Sus ramas negras sobresalían como cerillas quemadas en todas direcciones, acentuando la falta de vida del paisaje. La nieve de ayer, la primera del año, ayer tan cegadoramente blanca y húmeda, prometedora, hoy se convertía en un aguanieve desordenado bajo los pies de los transeúntes.

La gente caminaba ligeramente encorvada, como si intentara hacerse más pequeña y menos visible. Sus miradas se dirigían hacia abajo, a sus pies: todos intentaban evitar los traicioneros charcos y los gélidos grumos de nieve sucia. Resbalar, mojarse los pies en agua helada o, peor aún, despatarrado en medio de la calle era un placer dudoso.

Toda la ciudad estaba pintada de tonos grises y depresivos, como en fotografías antiguas: descolorida, sucia, opaca. Pero, paradójicamente, Gleb miraba a esa multitud de transeúntes tranquilos con silenciosa envidia. Envidiaba su derecho a estar insatisfechos con el aguanieve, sus botas mojadas, incluso su mal humor, que cambiaría en cuanto saliera el sol.

Al fin y al cabo, tenían toda una vida por delante, con todas sus alegrías y tristezas, altibajos. A diferencia de él.
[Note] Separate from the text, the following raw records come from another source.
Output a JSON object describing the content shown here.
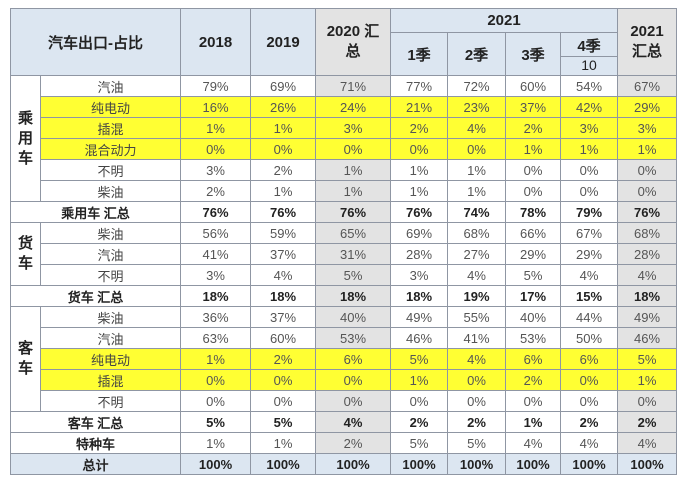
{
  "header": {
    "title": "汽车出口-占比",
    "columns": [
      "2018",
      "2019",
      "2020 汇总"
    ],
    "year": "2021",
    "quarters": [
      "1季",
      "2季",
      "3季",
      "4季"
    ],
    "quarter_note": "10",
    "total_column": "2021 汇总"
  },
  "groups": [
    {
      "name": "乘用车",
      "rows": [
        {
          "label": "汽油",
          "values": [
            "79%",
            "69%",
            "71%",
            "77%",
            "72%",
            "60%",
            "54%",
            "67%"
          ],
          "highlight": false
        },
        {
          "label": "纯电动",
          "values": [
            "16%",
            "26%",
            "24%",
            "21%",
            "23%",
            "37%",
            "42%",
            "29%"
          ],
          "highlight": true
        },
        {
          "label": "插混",
          "values": [
            "1%",
            "1%",
            "3%",
            "2%",
            "4%",
            "2%",
            "3%",
            "3%"
          ],
          "highlight": true
        },
        {
          "label": "混合动力",
          "values": [
            "0%",
            "0%",
            "0%",
            "0%",
            "0%",
            "1%",
            "1%",
            "1%"
          ],
          "highlight": true
        },
        {
          "label": "不明",
          "values": [
            "3%",
            "2%",
            "1%",
            "1%",
            "1%",
            "0%",
            "0%",
            "0%"
          ],
          "highlight": false
        },
        {
          "label": "柴油",
          "values": [
            "2%",
            "1%",
            "1%",
            "1%",
            "1%",
            "0%",
            "0%",
            "0%"
          ],
          "highlight": false
        }
      ],
      "subtotal": {
        "label": "乘用车 汇总",
        "values": [
          "76%",
          "76%",
          "76%",
          "76%",
          "74%",
          "78%",
          "79%",
          "76%"
        ]
      }
    },
    {
      "name": "货车",
      "rows": [
        {
          "label": "柴油",
          "values": [
            "56%",
            "59%",
            "65%",
            "69%",
            "68%",
            "66%",
            "67%",
            "68%"
          ],
          "highlight": false
        },
        {
          "label": "汽油",
          "values": [
            "41%",
            "37%",
            "31%",
            "28%",
            "27%",
            "29%",
            "29%",
            "28%"
          ],
          "highlight": false
        },
        {
          "label": "不明",
          "values": [
            "3%",
            "4%",
            "5%",
            "3%",
            "4%",
            "5%",
            "4%",
            "4%"
          ],
          "highlight": false
        }
      ],
      "subtotal": {
        "label": "货车 汇总",
        "values": [
          "18%",
          "18%",
          "18%",
          "18%",
          "19%",
          "17%",
          "15%",
          "18%"
        ]
      }
    },
    {
      "name": "客车",
      "rows": [
        {
          "label": "柴油",
          "values": [
            "36%",
            "37%",
            "40%",
            "49%",
            "55%",
            "40%",
            "44%",
            "49%"
          ],
          "highlight": false
        },
        {
          "label": "汽油",
          "values": [
            "63%",
            "60%",
            "53%",
            "46%",
            "41%",
            "53%",
            "50%",
            "46%"
          ],
          "highlight": false
        },
        {
          "label": "纯电动",
          "values": [
            "1%",
            "2%",
            "6%",
            "5%",
            "4%",
            "6%",
            "6%",
            "5%"
          ],
          "highlight": true
        },
        {
          "label": "插混",
          "values": [
            "0%",
            "0%",
            "0%",
            "1%",
            "0%",
            "2%",
            "0%",
            "1%"
          ],
          "highlight": true
        },
        {
          "label": "不明",
          "values": [
            "0%",
            "0%",
            "0%",
            "0%",
            "0%",
            "0%",
            "0%",
            "0%"
          ],
          "highlight": false
        }
      ],
      "subtotal": {
        "label": "客车 汇总",
        "values": [
          "5%",
          "5%",
          "4%",
          "2%",
          "2%",
          "1%",
          "2%",
          "2%"
        ]
      }
    }
  ],
  "special": {
    "label": "特种车",
    "values": [
      "1%",
      "1%",
      "2%",
      "5%",
      "5%",
      "4%",
      "4%",
      "4%"
    ]
  },
  "total": {
    "label": "总计",
    "values": [
      "100%",
      "100%",
      "100%",
      "100%",
      "100%",
      "100%",
      "100%",
      "100%"
    ]
  }
}
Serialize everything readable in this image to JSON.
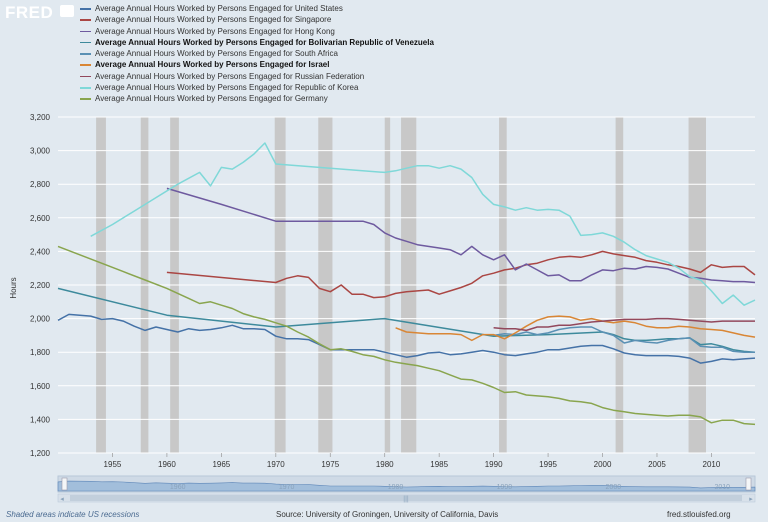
{
  "header": {
    "logo": "FRED"
  },
  "chart_data": {
    "type": "line",
    "title": "",
    "xlabel": "",
    "ylabel": "Hours",
    "xlim": [
      1950,
      2014
    ],
    "ylim": [
      1200,
      3200
    ],
    "yticks": [
      1200,
      1400,
      1600,
      1800,
      2000,
      2200,
      2400,
      2600,
      2800,
      3000,
      3200
    ],
    "ytick_labels": [
      "1,200",
      "1,400",
      "1,600",
      "1,800",
      "2,000",
      "2,200",
      "2,400",
      "2,600",
      "2,800",
      "3,000",
      "3,200"
    ],
    "xticks": [
      1955,
      1960,
      1965,
      1970,
      1975,
      1980,
      1985,
      1990,
      1995,
      2000,
      2005,
      2010
    ],
    "navigator_ticks": [
      1960,
      1970,
      1980,
      1990,
      2000,
      2010
    ],
    "grid": true,
    "legend_position": "top",
    "recession_shading": [
      [
        1953.5,
        1954.4
      ],
      [
        1957.6,
        1958.3
      ],
      [
        1960.3,
        1961.1
      ],
      [
        1969.9,
        1970.9
      ],
      [
        1973.9,
        1975.2
      ],
      [
        1980.0,
        1980.5
      ],
      [
        1981.5,
        1982.9
      ],
      [
        1990.5,
        1991.2
      ],
      [
        2001.2,
        2001.9
      ],
      [
        2007.9,
        2009.5
      ]
    ],
    "series": [
      {
        "name": "Average Annual Hours Worked by Persons Engaged for United States",
        "color": "#4572a7",
        "x": [
          1950,
          1951,
          1952,
          1953,
          1954,
          1955,
          1956,
          1957,
          1958,
          1959,
          1960,
          1961,
          1962,
          1963,
          1964,
          1965,
          1966,
          1967,
          1968,
          1969,
          1970,
          1971,
          1972,
          1973,
          1974,
          1975,
          1976,
          1977,
          1978,
          1979,
          1980,
          1981,
          1982,
          1983,
          1984,
          1985,
          1986,
          1987,
          1988,
          1989,
          1990,
          1991,
          1992,
          1993,
          1994,
          1995,
          1996,
          1997,
          1998,
          1999,
          2000,
          2001,
          2002,
          2003,
          2004,
          2005,
          2006,
          2007,
          2008,
          2009,
          2010,
          2011,
          2012,
          2013,
          2014
        ],
        "values": [
          1990,
          2025,
          2020,
          2015,
          1995,
          2000,
          1985,
          1955,
          1930,
          1950,
          1935,
          1920,
          1940,
          1930,
          1935,
          1945,
          1960,
          1940,
          1940,
          1935,
          1895,
          1880,
          1880,
          1875,
          1845,
          1815,
          1815,
          1815,
          1815,
          1815,
          1800,
          1785,
          1770,
          1780,
          1795,
          1800,
          1785,
          1790,
          1800,
          1810,
          1800,
          1785,
          1780,
          1790,
          1800,
          1815,
          1815,
          1825,
          1835,
          1840,
          1840,
          1820,
          1795,
          1785,
          1780,
          1780,
          1780,
          1775,
          1765,
          1735,
          1745,
          1760,
          1755,
          1760,
          1765
        ]
      },
      {
        "name": "Average Annual Hours Worked by Persons Engaged for Singapore",
        "color": "#aa4643",
        "x": [
          1960,
          1970,
          1971,
          1972,
          1973,
          1974,
          1975,
          1976,
          1977,
          1978,
          1979,
          1980,
          1981,
          1982,
          1983,
          1984,
          1985,
          1986,
          1987,
          1988,
          1989,
          1990,
          1991,
          1992,
          1993,
          1994,
          1995,
          1996,
          1997,
          1998,
          1999,
          2000,
          2001,
          2002,
          2003,
          2004,
          2005,
          2006,
          2007,
          2008,
          2009,
          2010,
          2011,
          2012,
          2013,
          2014
        ],
        "values": [
          2275,
          2215,
          2240,
          2255,
          2245,
          2180,
          2160,
          2200,
          2145,
          2145,
          2125,
          2130,
          2150,
          2160,
          2165,
          2170,
          2145,
          2165,
          2185,
          2210,
          2255,
          2270,
          2290,
          2300,
          2320,
          2330,
          2350,
          2365,
          2370,
          2365,
          2380,
          2400,
          2385,
          2375,
          2365,
          2345,
          2335,
          2320,
          2310,
          2295,
          2275,
          2320,
          2305,
          2310,
          2310,
          2260
        ]
      },
      {
        "name": "Average Annual Hours Worked by Persons Engaged for Hong Kong",
        "color": "#6e5a9f",
        "x": [
          1960,
          1965,
          1970,
          1975,
          1976,
          1977,
          1978,
          1979,
          1980,
          1981,
          1982,
          1983,
          1984,
          1985,
          1986,
          1987,
          1988,
          1989,
          1990,
          1991,
          1992,
          1993,
          1994,
          1995,
          1996,
          1997,
          1998,
          1999,
          2000,
          2001,
          2002,
          2003,
          2004,
          2005,
          2006,
          2007,
          2008,
          2009,
          2010,
          2011,
          2012,
          2013,
          2014
        ],
        "values": [
          2775,
          2680,
          2580,
          2580,
          2580,
          2580,
          2580,
          2560,
          2510,
          2480,
          2460,
          2440,
          2430,
          2420,
          2410,
          2380,
          2430,
          2380,
          2350,
          2380,
          2290,
          2325,
          2290,
          2255,
          2260,
          2225,
          2225,
          2260,
          2290,
          2285,
          2300,
          2295,
          2310,
          2305,
          2295,
          2270,
          2245,
          2240,
          2230,
          2225,
          2220,
          2220,
          2215
        ]
      },
      {
        "name": "Average Annual Hours Worked by Persons Engaged for Bolivarian Republic of Venezuela",
        "color": "#3d8a9c",
        "x": [
          1950,
          1960,
          1970,
          1980,
          1990,
          1995,
          2000,
          2001,
          2002,
          2003,
          2004,
          2005,
          2006,
          2007,
          2008,
          2009,
          2010,
          2011,
          2012,
          2013,
          2014
        ],
        "values": [
          2180,
          2020,
          1950,
          2000,
          1895,
          1905,
          1920,
          1905,
          1880,
          1870,
          1870,
          1875,
          1880,
          1880,
          1885,
          1845,
          1850,
          1835,
          1815,
          1805,
          1800
        ]
      },
      {
        "name": "Average Annual Hours Worked by Persons Engaged for South Africa",
        "color": "#5a90b4",
        "x": [
          1990,
          1991,
          1992,
          1993,
          1994,
          1995,
          1996,
          1997,
          1998,
          1999,
          2000,
          2001,
          2002,
          2003,
          2004,
          2005,
          2006,
          2007,
          2008,
          2009,
          2010,
          2011,
          2012,
          2013,
          2014
        ],
        "values": [
          1900,
          1910,
          1905,
          1920,
          1905,
          1915,
          1935,
          1945,
          1950,
          1950,
          1920,
          1900,
          1855,
          1870,
          1860,
          1855,
          1870,
          1880,
          1885,
          1835,
          1830,
          1830,
          1805,
          1800,
          1800
        ]
      },
      {
        "name": "Average Annual Hours Worked by Persons Engaged for Israel",
        "color": "#d98635",
        "x": [
          1981,
          1982,
          1983,
          1984,
          1985,
          1986,
          1987,
          1988,
          1989,
          1990,
          1991,
          1992,
          1993,
          1994,
          1995,
          1996,
          1997,
          1998,
          1999,
          2000,
          2001,
          2002,
          2003,
          2004,
          2005,
          2006,
          2007,
          2008,
          2009,
          2010,
          2011,
          2012,
          2013,
          2014
        ],
        "values": [
          1945,
          1920,
          1915,
          1910,
          1910,
          1910,
          1905,
          1870,
          1905,
          1905,
          1880,
          1915,
          1955,
          1990,
          2010,
          2015,
          2010,
          1990,
          2000,
          1985,
          1975,
          1985,
          1975,
          1955,
          1945,
          1945,
          1955,
          1950,
          1940,
          1935,
          1930,
          1915,
          1900,
          1890
        ]
      },
      {
        "name": "Average Annual Hours Worked by Persons Engaged for Russian Federation",
        "color": "#92485c",
        "x": [
          1990,
          1991,
          1992,
          1993,
          1994,
          1995,
          1996,
          1997,
          1998,
          1999,
          2000,
          2001,
          2002,
          2003,
          2004,
          2005,
          2006,
          2007,
          2008,
          2009,
          2010,
          2011,
          2012,
          2013,
          2014
        ],
        "values": [
          1945,
          1940,
          1940,
          1930,
          1950,
          1950,
          1960,
          1960,
          1970,
          1980,
          1985,
          1990,
          1995,
          1995,
          1995,
          2000,
          2000,
          1995,
          1990,
          1985,
          1980,
          1985,
          1985,
          1985,
          1985
        ]
      },
      {
        "name": "Average Annual Hours Worked by Persons Engaged for Republic of Korea",
        "color": "#7fd8d8",
        "x": [
          1953,
          1955,
          1957,
          1959,
          1961,
          1963,
          1964,
          1965,
          1966,
          1967,
          1968,
          1969,
          1970,
          1975,
          1980,
          1981,
          1982,
          1983,
          1984,
          1985,
          1986,
          1987,
          1988,
          1989,
          1990,
          1991,
          1992,
          1993,
          1994,
          1995,
          1996,
          1997,
          1998,
          1999,
          2000,
          2001,
          2002,
          2003,
          2004,
          2005,
          2006,
          2007,
          2008,
          2009,
          2010,
          2011,
          2012,
          2013,
          2014
        ],
        "values": [
          2490,
          2560,
          2640,
          2720,
          2800,
          2870,
          2790,
          2900,
          2890,
          2930,
          2980,
          3045,
          2920,
          2895,
          2870,
          2880,
          2895,
          2910,
          2910,
          2895,
          2910,
          2890,
          2840,
          2740,
          2680,
          2665,
          2645,
          2660,
          2645,
          2650,
          2645,
          2610,
          2495,
          2500,
          2510,
          2490,
          2455,
          2410,
          2375,
          2355,
          2335,
          2300,
          2250,
          2230,
          2165,
          2090,
          2140,
          2080,
          2110
        ]
      },
      {
        "name": "Average Annual Hours Worked by Persons Engaged for Germany",
        "color": "#89a54e",
        "x": [
          1950,
          1952,
          1954,
          1956,
          1958,
          1960,
          1961,
          1962,
          1963,
          1964,
          1965,
          1966,
          1967,
          1968,
          1969,
          1970,
          1971,
          1972,
          1973,
          1974,
          1975,
          1976,
          1977,
          1978,
          1979,
          1980,
          1981,
          1982,
          1983,
          1984,
          1985,
          1986,
          1987,
          1988,
          1989,
          1990,
          1991,
          1992,
          1993,
          1994,
          1995,
          1996,
          1997,
          1998,
          1999,
          2000,
          2001,
          2002,
          2003,
          2004,
          2005,
          2006,
          2007,
          2008,
          2009,
          2010,
          2011,
          2012,
          2013,
          2014
        ],
        "values": [
          2430,
          2380,
          2330,
          2280,
          2230,
          2180,
          2150,
          2120,
          2090,
          2100,
          2080,
          2060,
          2030,
          2010,
          1995,
          1975,
          1955,
          1920,
          1890,
          1850,
          1815,
          1820,
          1805,
          1785,
          1775,
          1755,
          1740,
          1730,
          1720,
          1705,
          1690,
          1665,
          1640,
          1635,
          1615,
          1590,
          1560,
          1565,
          1545,
          1540,
          1535,
          1525,
          1510,
          1505,
          1495,
          1470,
          1455,
          1445,
          1435,
          1430,
          1425,
          1420,
          1425,
          1425,
          1415,
          1380,
          1395,
          1395,
          1375,
          1370
        ]
      }
    ]
  },
  "footer": {
    "shaded_note": "Shaded areas indicate US recessions",
    "source": "Source: University of Groningen, University of California, Davis",
    "site": "fred.stlouisfed.org"
  }
}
En el bolsillo derecho de su chaqueta, como una pesada piedra, yacía su sentencia.

Un historial médico con hojas multicolor de análisis, conclusiones de especialistas y, finalmente, en la última página, un diagnóstico, escrito con la letra amplia del médico. Un diagnóstico que tachaba toda su vida anterior, todos sus planes, todas sus esperanzas, como una gruesa línea negra en la página de un diario.

Al notar que su jefe se quedaba parado demasiado tiempo para una pausa normal, el conductor decidió que estaba esperando el coche. Arrancó el motor, llegó al porche y abrió la puerta. Pero Gleb, al acercarse al coche, no tenía prisa por subir.
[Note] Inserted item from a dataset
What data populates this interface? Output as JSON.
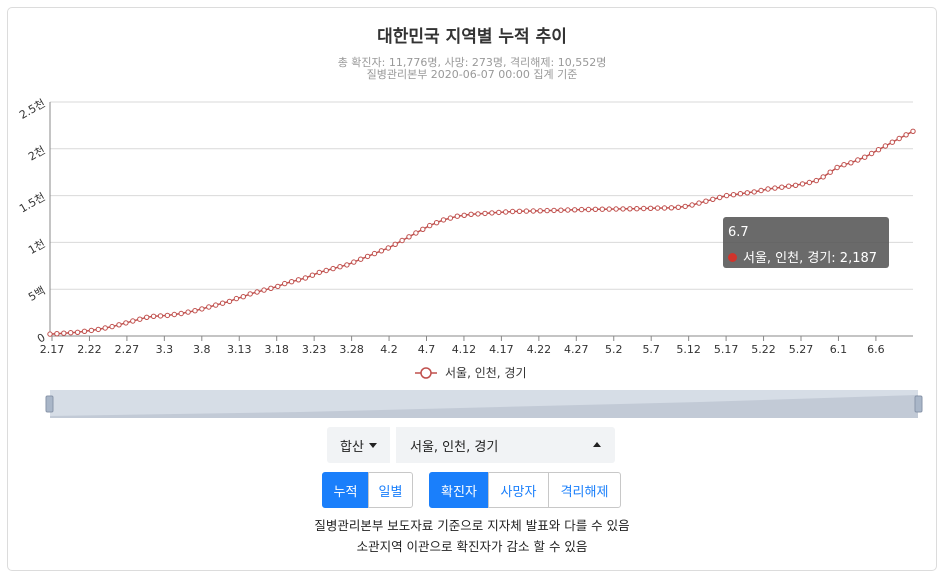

Algo en sus movimientos, en su expresión facial, alertó al joven conductor. «Dryunya», dijo Gleb, dirigiéndose al hombre, «probablemente deberías irte ya a casa. Hoy tienes…»

Hizo una pausa, como eligiendo las palabras, «…será día libre. Y quiero dar un paseo». «¿Qué, Gleb Arkadyevich? Tienes una reunión en una hora», dijo el conductor, un joven que llevaba poco más de seis meses trabajando para Gleb, extendiendo las manos.

Había un auténtico desconcierto en su voz. «No pasa nada, puedo con ello», tranquilizó a su subordinado, demasiado entusiasta. «¿Podrá este joven sano entender que ahora no tengo tiempo para trabajar?», pensó Gleb, mirando el rostro confundido del conductor.

Pero una vez él mismo, al igual que este Andrey, se esforzó por lograr algo, por forjar una carrera, por ganar mucho dinero. Sacrificó toda su vida personal para este ascenso. En el trabajo, no encontraba tiempo para amar de verdad.

No formó una familia, no crio hijos. ¿Y qué tiene ahora? Un negocio exitoso. Millones en cuentas bancarias.

¿Pero para quién o para qué ganó esos millones? ¿Para sí mismo? Pero ya no estaba destinado a gastarlos. ¿Para sus seres queridos? Pero no los tenía. Una casa grande y bonita.

Pero vacía hasta el punto de resonar. Esta casa lo recibía cada noche con un silencio rotundo, en el que resonaban sus propios pasos. Un coche de lujo en el que, de hecho, no hay nadie que conduzca…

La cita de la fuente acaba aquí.